In line with our hypothesis, some recent works reported a pro-inflammatory effect of prokaryotic-expressed Spike proteins in immune cells (Shirato and Kizaki 2021; Rotoli et al. 2021).

Thus, speculations based on in vitro studies of immune effects of non-glycosylated Spike should be avoided, as it does not correspond to that found in virions, which is highly glycosylated.

Our studies were limited to MΦ; hence, we cannot rule out that the behavior of non-immune cells, like epithelial and endothelial cells, which also are very sensitive to LPS stimulation (Menden et al. 2013), is different. Future experiments are needed to clarify this crucial issue.

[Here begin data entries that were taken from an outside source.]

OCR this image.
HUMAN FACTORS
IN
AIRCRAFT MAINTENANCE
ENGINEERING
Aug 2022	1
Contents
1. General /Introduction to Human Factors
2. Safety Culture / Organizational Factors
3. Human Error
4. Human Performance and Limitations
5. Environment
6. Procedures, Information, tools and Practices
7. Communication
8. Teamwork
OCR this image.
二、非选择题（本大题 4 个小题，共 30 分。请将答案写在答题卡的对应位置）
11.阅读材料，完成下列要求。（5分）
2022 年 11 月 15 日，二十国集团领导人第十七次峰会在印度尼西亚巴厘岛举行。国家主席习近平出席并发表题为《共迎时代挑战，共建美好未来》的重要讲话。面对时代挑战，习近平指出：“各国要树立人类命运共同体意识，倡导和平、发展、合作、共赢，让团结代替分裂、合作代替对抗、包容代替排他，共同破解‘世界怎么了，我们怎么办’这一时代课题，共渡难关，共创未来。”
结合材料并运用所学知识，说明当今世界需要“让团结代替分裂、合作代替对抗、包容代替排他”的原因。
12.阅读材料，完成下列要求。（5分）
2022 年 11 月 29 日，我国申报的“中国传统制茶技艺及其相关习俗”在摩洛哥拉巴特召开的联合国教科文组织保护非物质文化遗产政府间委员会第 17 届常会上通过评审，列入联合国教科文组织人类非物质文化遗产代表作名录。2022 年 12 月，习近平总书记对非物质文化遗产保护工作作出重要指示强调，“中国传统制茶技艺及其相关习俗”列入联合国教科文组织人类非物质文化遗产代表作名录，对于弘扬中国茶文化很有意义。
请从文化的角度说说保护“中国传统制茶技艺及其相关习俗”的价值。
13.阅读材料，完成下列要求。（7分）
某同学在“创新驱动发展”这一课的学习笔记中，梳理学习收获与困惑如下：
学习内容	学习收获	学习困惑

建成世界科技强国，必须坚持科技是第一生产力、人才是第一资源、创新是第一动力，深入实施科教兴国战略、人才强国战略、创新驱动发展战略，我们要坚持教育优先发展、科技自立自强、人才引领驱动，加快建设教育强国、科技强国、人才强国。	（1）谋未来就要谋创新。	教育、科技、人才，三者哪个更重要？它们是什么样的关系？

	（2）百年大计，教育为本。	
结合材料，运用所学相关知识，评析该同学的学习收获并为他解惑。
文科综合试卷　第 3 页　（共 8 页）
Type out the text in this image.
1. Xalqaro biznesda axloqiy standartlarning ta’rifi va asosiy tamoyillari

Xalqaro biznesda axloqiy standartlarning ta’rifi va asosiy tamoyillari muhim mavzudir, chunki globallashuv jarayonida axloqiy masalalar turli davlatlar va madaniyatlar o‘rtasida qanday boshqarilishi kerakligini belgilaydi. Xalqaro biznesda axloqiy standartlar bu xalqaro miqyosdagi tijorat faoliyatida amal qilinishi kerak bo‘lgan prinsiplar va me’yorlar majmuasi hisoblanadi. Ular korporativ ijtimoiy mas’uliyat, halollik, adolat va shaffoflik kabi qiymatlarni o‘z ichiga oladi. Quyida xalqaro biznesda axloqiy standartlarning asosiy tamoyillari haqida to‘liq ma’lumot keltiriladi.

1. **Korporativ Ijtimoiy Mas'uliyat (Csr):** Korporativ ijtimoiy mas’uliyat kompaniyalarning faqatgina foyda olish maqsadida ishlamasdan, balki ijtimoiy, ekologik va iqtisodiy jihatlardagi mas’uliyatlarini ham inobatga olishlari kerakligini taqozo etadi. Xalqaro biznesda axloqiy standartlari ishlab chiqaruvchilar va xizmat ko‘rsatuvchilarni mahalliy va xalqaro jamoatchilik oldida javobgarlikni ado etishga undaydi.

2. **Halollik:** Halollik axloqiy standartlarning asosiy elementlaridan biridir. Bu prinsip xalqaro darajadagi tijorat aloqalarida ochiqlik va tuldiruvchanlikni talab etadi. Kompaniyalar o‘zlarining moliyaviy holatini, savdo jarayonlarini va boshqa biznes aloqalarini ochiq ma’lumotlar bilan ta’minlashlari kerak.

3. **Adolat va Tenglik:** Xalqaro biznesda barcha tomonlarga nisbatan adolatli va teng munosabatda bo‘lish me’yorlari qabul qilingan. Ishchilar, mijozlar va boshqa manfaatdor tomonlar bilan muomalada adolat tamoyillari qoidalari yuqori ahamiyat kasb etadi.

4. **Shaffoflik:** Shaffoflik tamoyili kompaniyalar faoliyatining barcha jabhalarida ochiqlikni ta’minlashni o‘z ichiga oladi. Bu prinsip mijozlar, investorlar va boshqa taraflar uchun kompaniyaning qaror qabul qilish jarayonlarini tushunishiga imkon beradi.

Some study limitations must be acknowledged: (1) it is uncertain whether the concentration of Spike used in the present work (10 nM) is comparable to those occurring in infected subjects—of note, the viral load of an infected individual varies from 102 to 1013 copies/ml (Costa et al. 2021) and that the trimeric spike copy number per virion is 26 ± 15 (Yao et al. 2020): the highest figures should generate in vivo a Spike concentration around 2–7 nM; (2) although our data are compatible with a role of Spike glycosylation in macrophage inflammation, future ad hoc experiments should be performed to prove a causal relationship; (3) the extrapolation of our in vitro data to the complex in vivo setting should be made with caution.

Conclusions

In conclusion, this study demonstrates that (a) LPS-free, glycosylated SARS-CoV-2 Spike proteins do not cause inflammation but, rather, Spike protein advances LPS-mediated pro-inflammatory action in primary human MΦ; and (b) the in vitro high cytokine release, induced by recombinant Spike in human MΦ, has to be attributed primarily to LPS contamination of the recombinant peptides. Moreover, we observed that non-glycosylated Spike—which does not represent the protein expressed on SARS-CoV-2 virions in infected mammals—is pro-inflammatory, thereby highlighting the potential role of glycosylation in SARS-CoV-2 pathogenicity.

In vitro studies with commercially available Spike should be conducted with excruciating attention to potential LPS contamination.